I dont think hbase TTL is the issue because

   1. I added the data 1 day  back
   2. I have a simlar server running for 1.5 million events each having 6k
   feature having data 10 days old and its working fine.


> My vague recollection is that HBase may mark things for removal but wait
> for certain operations before they are compacted. If this is the case I’m
> sure there is a way to get the correct count so this may be a question for
> the HBase list.
> Done the same as you have mentioned but problem still ersists
>> try setting TTL for rows in your hbase table
>> it can be set in hbase shell:
>> alter 'pio_event:events_?', NAME => 'e', TTL => <seconds to live>
>> and then do the following in the shell:
>> major_compact 'pio_event:events_?'
>> You can configure auto major compact: it will delete all the rows that
>> are older than TTL
>> I am stuck at this point .How to identify the problem?

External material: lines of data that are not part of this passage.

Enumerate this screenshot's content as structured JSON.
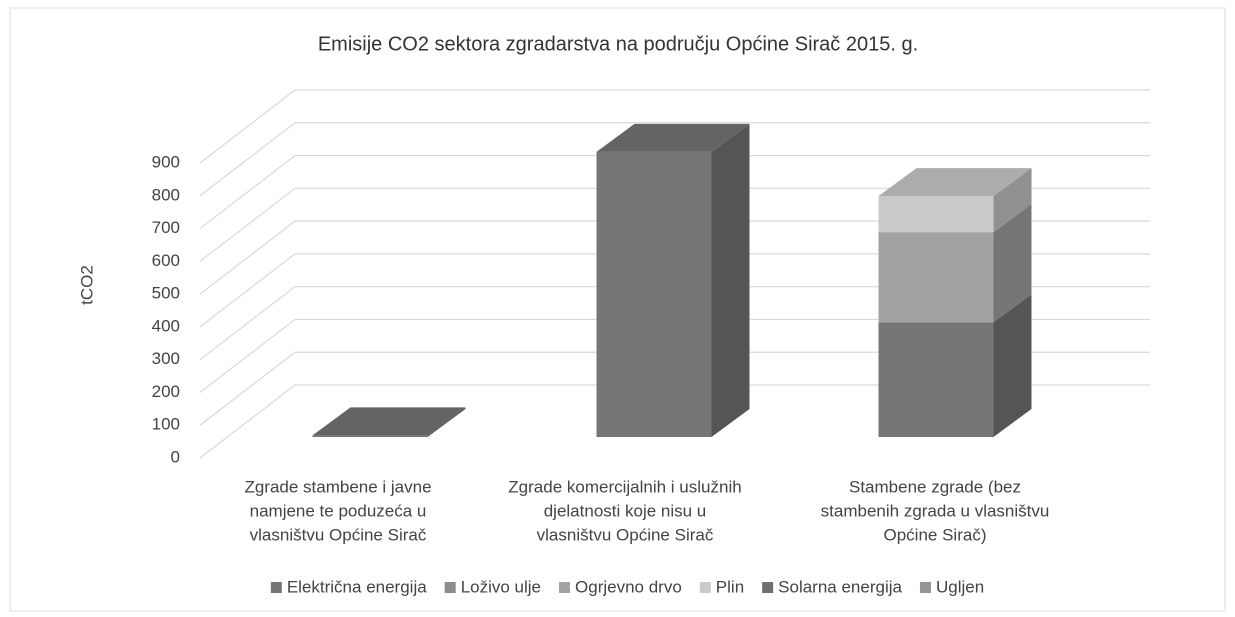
{
  "chart_data": {
    "type": "bar3d_stacked",
    "title": "Emisije CO2 sektora zgradarstva na području Općine Sirač 2015. g.",
    "ylabel": "tCO2",
    "categories": [
      [
        "Zgrade stambene i javne",
        "namjene te poduzeća u",
        "vlasništvu Općine Sirač"
      ],
      [
        "Zgrade komercijalnih i uslužnih",
        "djelatnosti koje nisu u",
        "vlasništvu Općine Sirač"
      ],
      [
        "Stambene zgrade (bez",
        "stambenih zgrada u vlasništvu",
        "Općine Sirač)"
      ]
    ],
    "series": [
      {
        "name": "Električna energija",
        "color": "#767676",
        "values": [
          5,
          870,
          350
        ]
      },
      {
        "name": "Loživo ulje",
        "color": "#8c8c8c",
        "values": [
          0,
          0,
          0
        ]
      },
      {
        "name": "Ogrjevno drvo",
        "color": "#a2a2a2",
        "values": [
          0,
          0,
          275
        ]
      },
      {
        "name": "Plin",
        "color": "#cacaca",
        "values": [
          0,
          0,
          110
        ]
      },
      {
        "name": "Solarna energija",
        "color": "#6f6f6f",
        "values": [
          0,
          0,
          0
        ]
      },
      {
        "name": "Ugljen",
        "color": "#959595",
        "values": [
          0,
          0,
          0
        ]
      }
    ],
    "ylim": [
      0,
      900
    ],
    "yticks": [
      0,
      100,
      200,
      300,
      400,
      500,
      600,
      700,
      800,
      900
    ],
    "grid": true,
    "legend": "bottom"
  }
}
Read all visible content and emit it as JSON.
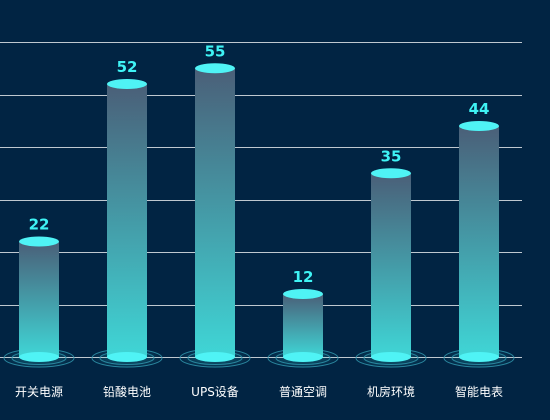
{
  "chart_data": {
    "type": "bar",
    "title": "",
    "xlabel": "",
    "ylabel": "",
    "categories": [
      "开关电源",
      "铅酸电池",
      "UPS设备",
      "普通空调",
      "机房环境",
      "智能电表"
    ],
    "values": [
      22,
      52,
      55,
      12,
      35,
      44
    ],
    "ylim": [
      0,
      60
    ],
    "grid": true,
    "gridlines": [
      0,
      10,
      20,
      30,
      40,
      50,
      60
    ],
    "colors": {
      "background": "#012443",
      "bar_top": "#4a5f78",
      "bar_bottom": "#3fd6d6",
      "cap": "#4ff3f5",
      "value_label": "#3ff3f5",
      "category_label": "#ffffff",
      "grid": "#ffffff",
      "ring": "#2e8fa6"
    }
  }
}
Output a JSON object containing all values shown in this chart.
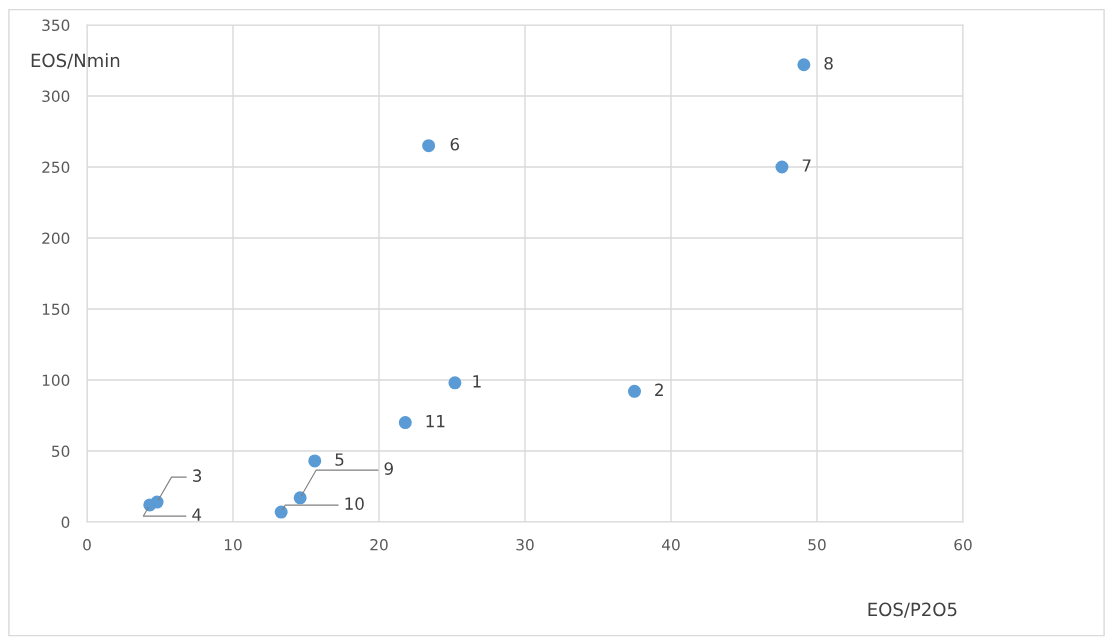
{
  "chart_data": {
    "type": "scatter",
    "xlabel": "EOS/P2O5",
    "ylabel": "EOS/Nmin",
    "x": [
      25.2,
      37.5,
      4.8,
      4.3,
      15.6,
      23.4,
      47.6,
      49.1,
      14.6,
      13.3,
      21.8
    ],
    "series": [
      {
        "color": "#5b9bd5",
        "values": [
          98,
          92,
          14,
          12,
          43,
          265,
          250,
          322,
          17,
          7,
          70
        ]
      }
    ],
    "annotations": [
      {
        "text": "1",
        "x": 25.2,
        "y": 98
      },
      {
        "text": "2",
        "x": 37.5,
        "y": 92
      },
      {
        "text": "3",
        "x": 4.8,
        "y": 14
      },
      {
        "text": "4",
        "x": 4.3,
        "y": 12
      },
      {
        "text": "5",
        "x": 15.6,
        "y": 43
      },
      {
        "text": "6",
        "x": 23.4,
        "y": 265
      },
      {
        "text": "7",
        "x": 47.6,
        "y": 250
      },
      {
        "text": "8",
        "x": 49.1,
        "y": 322
      },
      {
        "text": "9",
        "x": 14.6,
        "y": 17
      },
      {
        "text": "10",
        "x": 13.3,
        "y": 7
      },
      {
        "text": "11",
        "x": 21.8,
        "y": 70
      }
    ],
    "xlim": [
      0,
      60
    ],
    "xticks": [
      0,
      10,
      20,
      30,
      40,
      50,
      60
    ],
    "ylim": [
      0,
      350
    ],
    "yticks": [
      0,
      50,
      100,
      150,
      200,
      250,
      300,
      350
    ],
    "grid": true,
    "marker": "circle",
    "legend": false
  }
}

>>> Hi , I am new to predictionIO V 0.12.0 (elasticsearch - 5.2.1 , hbase -
>>> 1.2.6 , spark - 2.6.0) Hardware (244 GB RAM and Core - 32) . I have
>>> uploaded near about 1 million events(each containing 30k features) . while
>>> uploading I can see the size of hbase disk increasing and after all the
>>> events got uploaded the size of hbase disk is 567GB. In order to verify I
>>> ran the following commands
>>>  - pio-shell --with-spark --conf spark.network.timeout=10000000
>>> --driver-memory 30G --executor-memory 21G --num-executors 7
>>> --executor-cores 3 --conf spark.driver.maxResultSize=4g --conf
>>> spark.executor.heartbeatInterval=10000000
>>>  - import org.apache.predictionio.data.store.PEventStore
>>>  - val eventsRDD = PEventStore.find(appName="test")(sc)
>>>  - val c = eventsRDD.count()
>>> it shows event counts as 18944
>>> After that from the script through which I uploaded the events, I
>>> randomly queried with there events Id and I was getting that event.
>>> I don't know how to make sure that all the events uploaded by me are
>>> there in the app. Any help is appreciated.